About this fear and visual neuroscience research news
Author: Joseph Krisher
Source: University of Tokyo
Contact: Joseph Krisher – University of Tokyo
Image: The image is credited to Neuroscience News
Original Research: Open access.
“Threat gates visual aversion via theta activity in Tachykinergic neurons” by Masato Tsuji et al. Nature Communications
Abstract
Threat gates visual aversion via theta activity in Tachykinergic neurons
Animals must adapt sensory responses to an ever-changing environment for survival. Such sensory modulation is especially critical in a threatening situation, in which animals often promote aversive responses to, among others, visual stimuli.
Recently, threatened Drosophila has been shown to exhibit a defensive internal state.
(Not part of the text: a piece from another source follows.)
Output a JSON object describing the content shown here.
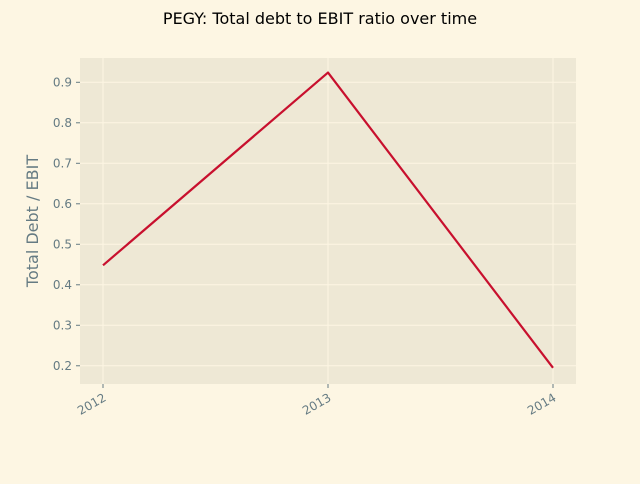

Whether and how threatened Drosophila promotes visual aversion, however, remains elusive.
Here we report that mechanical threats to Drosophila transiently gate aversion from an otherwise neutral visual object.
We further identified the neuropeptide tachykinin, and a single cluster of neurons expressing it (“Tk-GAL42 ∩ Vglut neurons”), that are responsible for gating visual aversion.
Calcium imaging analysis revealed that mechanical threats are encoded in Tk-GAL42 ∩ Vglut neurons as elevated activity. Remarkably, we also discovered that a visual object is encoded in Tk-GAL42 ∩ Vglut neurons as θ oscillation, which is causally linked to visual aversion.
Our data reveal how a single cluster of neurons adapt organismal sensory response to a threatening situation through a neuropeptide and a combination of rate/temporal coding schemes.